Suzanne Treister

"HEXEN 2.0" (2009-2011) looks into histories of scientific research behind government programmes of mass control, investigating parallel histories of countercultural and grass roots movements. "HEXEN 2.0" charts, within a framework of post-WWII U.S. governmental and military imperatives, the coming together of scientific and social sciences through the development of cybernetics, the history of the internet, the rise of Web 2.0 and increased intelligence gathering, and implications for the future of new systems of societal manipulation towards a control society.

"HEXEN 2.0" specifically investigates the participants of the seminal Macy Conferences (1946-1953), whose primary goal was to set the foundations for a general science of the workings of the human mind. The project simultaneously looks at diverse philosophical, literary and political responses to advances in technology including the claims of Anarcho-Primitivism and Post Leftism, Theodore Kaczynski/The Unabomber, Technogaianism and Transhumanism, and traces precursory ideas such as those of Thoreau, Warren, Heidegger and Adorno in relation to visions of utopic and dystopic futures from science-fiction literature and film.

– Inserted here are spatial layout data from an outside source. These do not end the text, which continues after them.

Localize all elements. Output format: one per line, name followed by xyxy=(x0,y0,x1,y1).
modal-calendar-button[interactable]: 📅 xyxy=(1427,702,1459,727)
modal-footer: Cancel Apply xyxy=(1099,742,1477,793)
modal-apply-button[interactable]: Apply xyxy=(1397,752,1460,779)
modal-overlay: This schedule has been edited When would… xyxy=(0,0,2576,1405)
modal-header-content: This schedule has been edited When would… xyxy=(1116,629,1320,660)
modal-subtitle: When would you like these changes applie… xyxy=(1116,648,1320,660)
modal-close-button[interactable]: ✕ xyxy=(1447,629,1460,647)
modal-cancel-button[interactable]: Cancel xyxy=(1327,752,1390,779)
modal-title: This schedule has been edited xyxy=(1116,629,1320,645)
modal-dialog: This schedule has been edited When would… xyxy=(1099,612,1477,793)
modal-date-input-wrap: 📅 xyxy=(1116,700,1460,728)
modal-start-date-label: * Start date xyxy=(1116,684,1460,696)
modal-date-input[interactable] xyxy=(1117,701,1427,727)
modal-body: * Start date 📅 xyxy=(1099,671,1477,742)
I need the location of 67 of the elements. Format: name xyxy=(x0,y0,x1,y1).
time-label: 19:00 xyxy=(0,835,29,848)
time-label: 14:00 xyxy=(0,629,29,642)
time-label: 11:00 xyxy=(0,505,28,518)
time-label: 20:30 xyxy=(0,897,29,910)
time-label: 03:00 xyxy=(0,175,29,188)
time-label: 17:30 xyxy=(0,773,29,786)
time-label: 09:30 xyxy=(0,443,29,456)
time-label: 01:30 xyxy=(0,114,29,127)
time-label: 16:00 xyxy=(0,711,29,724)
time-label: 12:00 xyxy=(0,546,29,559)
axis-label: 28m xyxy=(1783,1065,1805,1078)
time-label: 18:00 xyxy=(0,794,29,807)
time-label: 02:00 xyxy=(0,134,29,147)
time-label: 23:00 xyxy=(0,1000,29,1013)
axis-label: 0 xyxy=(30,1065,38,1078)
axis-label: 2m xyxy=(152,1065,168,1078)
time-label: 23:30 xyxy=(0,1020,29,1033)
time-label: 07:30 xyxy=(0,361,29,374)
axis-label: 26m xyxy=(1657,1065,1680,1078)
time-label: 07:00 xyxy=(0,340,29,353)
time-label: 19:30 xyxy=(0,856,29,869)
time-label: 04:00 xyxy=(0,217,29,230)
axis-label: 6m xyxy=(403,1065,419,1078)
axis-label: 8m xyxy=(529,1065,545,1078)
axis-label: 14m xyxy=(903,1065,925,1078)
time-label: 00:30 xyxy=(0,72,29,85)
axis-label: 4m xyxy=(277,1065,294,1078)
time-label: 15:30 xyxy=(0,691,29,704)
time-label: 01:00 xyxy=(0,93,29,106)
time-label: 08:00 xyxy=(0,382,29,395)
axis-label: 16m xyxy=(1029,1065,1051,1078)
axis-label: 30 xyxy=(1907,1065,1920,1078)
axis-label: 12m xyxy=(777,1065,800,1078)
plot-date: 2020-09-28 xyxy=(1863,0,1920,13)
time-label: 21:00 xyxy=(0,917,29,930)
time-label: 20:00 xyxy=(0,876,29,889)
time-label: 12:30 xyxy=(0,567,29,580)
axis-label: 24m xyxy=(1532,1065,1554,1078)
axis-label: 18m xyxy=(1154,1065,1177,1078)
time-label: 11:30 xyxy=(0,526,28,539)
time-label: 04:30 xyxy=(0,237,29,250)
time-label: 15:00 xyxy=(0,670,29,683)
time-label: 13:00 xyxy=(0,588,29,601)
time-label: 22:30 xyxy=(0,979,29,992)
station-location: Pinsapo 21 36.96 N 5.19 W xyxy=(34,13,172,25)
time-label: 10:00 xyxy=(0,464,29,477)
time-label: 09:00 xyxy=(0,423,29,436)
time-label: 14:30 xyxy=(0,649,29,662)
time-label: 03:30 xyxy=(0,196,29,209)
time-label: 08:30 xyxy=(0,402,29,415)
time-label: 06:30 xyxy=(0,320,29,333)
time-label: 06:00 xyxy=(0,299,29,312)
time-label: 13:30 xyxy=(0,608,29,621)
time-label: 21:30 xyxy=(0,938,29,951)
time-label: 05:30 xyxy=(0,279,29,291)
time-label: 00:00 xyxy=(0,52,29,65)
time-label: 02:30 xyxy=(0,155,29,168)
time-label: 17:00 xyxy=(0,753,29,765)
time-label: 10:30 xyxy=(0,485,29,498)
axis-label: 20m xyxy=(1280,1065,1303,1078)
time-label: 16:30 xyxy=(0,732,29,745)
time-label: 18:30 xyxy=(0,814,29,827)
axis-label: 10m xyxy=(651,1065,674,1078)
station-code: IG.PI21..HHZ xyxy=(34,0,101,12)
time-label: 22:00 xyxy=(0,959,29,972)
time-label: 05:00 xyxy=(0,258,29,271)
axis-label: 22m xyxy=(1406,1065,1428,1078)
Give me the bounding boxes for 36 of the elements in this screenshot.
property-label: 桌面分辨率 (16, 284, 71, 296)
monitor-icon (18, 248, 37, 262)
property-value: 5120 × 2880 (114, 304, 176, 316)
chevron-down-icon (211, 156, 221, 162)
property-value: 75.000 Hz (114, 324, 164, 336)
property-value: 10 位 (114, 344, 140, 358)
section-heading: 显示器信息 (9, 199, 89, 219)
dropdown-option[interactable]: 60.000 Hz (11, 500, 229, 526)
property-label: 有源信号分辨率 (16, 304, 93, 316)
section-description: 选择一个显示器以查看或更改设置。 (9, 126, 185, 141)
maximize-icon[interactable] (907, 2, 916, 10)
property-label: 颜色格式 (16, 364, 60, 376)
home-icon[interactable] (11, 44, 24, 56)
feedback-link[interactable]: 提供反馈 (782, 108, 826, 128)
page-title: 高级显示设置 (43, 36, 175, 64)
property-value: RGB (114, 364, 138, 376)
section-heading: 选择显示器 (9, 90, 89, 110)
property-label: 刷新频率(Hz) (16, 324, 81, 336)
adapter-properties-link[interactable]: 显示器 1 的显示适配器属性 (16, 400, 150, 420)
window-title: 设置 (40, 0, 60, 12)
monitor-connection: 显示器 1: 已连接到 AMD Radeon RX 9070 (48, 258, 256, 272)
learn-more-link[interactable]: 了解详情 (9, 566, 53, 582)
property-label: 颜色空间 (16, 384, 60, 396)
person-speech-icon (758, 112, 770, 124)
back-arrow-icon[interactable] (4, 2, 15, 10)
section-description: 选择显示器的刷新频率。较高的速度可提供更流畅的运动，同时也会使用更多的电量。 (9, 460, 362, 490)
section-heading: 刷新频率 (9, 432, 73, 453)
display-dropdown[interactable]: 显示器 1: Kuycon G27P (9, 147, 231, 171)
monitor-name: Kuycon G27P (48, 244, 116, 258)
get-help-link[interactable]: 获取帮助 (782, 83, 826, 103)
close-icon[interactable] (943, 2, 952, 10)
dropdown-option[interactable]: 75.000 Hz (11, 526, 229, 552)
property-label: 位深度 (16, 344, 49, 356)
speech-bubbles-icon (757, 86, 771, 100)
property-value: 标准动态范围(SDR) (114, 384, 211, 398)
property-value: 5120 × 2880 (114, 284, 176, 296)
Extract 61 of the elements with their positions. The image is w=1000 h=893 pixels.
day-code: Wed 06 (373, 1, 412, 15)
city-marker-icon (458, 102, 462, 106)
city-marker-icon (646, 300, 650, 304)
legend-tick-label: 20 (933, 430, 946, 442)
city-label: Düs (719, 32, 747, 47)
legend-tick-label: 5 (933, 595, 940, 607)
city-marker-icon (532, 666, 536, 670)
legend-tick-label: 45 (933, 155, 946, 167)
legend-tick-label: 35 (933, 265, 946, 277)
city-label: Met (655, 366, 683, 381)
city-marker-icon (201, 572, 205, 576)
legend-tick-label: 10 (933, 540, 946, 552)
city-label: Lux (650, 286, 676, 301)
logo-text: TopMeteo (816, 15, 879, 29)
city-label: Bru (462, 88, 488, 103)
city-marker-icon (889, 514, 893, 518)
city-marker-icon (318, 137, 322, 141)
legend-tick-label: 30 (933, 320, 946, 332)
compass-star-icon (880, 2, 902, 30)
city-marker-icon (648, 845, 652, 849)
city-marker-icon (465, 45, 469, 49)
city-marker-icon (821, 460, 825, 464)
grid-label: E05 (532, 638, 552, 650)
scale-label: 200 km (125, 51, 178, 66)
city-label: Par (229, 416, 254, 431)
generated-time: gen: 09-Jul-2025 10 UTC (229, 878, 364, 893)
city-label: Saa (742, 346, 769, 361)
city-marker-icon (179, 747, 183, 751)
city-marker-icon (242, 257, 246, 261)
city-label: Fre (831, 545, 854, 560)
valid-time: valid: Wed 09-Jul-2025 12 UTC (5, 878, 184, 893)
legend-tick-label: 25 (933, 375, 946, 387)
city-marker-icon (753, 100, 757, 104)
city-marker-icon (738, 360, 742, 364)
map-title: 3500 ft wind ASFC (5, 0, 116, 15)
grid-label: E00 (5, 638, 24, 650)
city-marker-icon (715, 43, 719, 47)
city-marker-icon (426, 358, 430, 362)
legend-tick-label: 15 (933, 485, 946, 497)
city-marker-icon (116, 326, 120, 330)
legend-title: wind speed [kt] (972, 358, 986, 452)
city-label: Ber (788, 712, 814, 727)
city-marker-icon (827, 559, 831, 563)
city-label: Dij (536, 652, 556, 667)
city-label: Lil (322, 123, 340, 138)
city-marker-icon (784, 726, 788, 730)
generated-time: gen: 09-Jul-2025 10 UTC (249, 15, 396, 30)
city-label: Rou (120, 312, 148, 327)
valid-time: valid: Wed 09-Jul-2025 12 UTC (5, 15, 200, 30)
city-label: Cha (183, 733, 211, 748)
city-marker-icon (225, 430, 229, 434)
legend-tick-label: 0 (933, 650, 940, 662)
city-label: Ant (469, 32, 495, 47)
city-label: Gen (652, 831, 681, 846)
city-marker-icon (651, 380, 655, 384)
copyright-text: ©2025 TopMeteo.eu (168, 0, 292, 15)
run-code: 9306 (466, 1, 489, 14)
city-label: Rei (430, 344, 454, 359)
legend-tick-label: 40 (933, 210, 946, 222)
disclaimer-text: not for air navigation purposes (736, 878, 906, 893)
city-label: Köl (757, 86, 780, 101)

Based on actual events, people, histories and scientific projections of the future, and consisting of alchemical diagrams, a Tarot deck, photo-text works, pencil drawings, a video and a website, "HEXEN 2.0" offers a space where one may use the works as a tool to envision possible alternative futures.

"HEXEN 2.0" is the sequel to "HEXEN 2039" which imagined new technologies for psychological warfare through investigating links between the occult and the military in relation to histories of witchcraft, the US film industry, British Intelligence agencies, Soviet brainwashing and behaviour control experiments of the U.S. Army.

About the artist:

Suzanne Treister (b.1958 London UK) studied at St Martin's School of Art, London (1978-1981) and Chelsea College of Art and Design, London (1981-1982) based in London having lived in Australia, New York and Berlin. Initially recognized in the 1980s as a painter, she became a pioneer in the digital/new media/web based field from the beginning of the 1990s, making work about emerging technologies, developing fictional worlds and international collaborative organisations. Utilising various media, including video, cd-rom (see her resurrected Time Travelling with Rosalind Brodsky cd-rom), the internet, interactive technologies, photography, drawing and watercolour, Treister has evolved a large body of work which engages with eccentric narratives and unconventional bodies of research to reveal structures that bind power, identity and knowledge. Often spanning several years, her projects comprise fantastic reinterpretations of given taxonomies and histories that examine the existence of covert, unseen forces at work in the world, whether corporate, military or paranormal.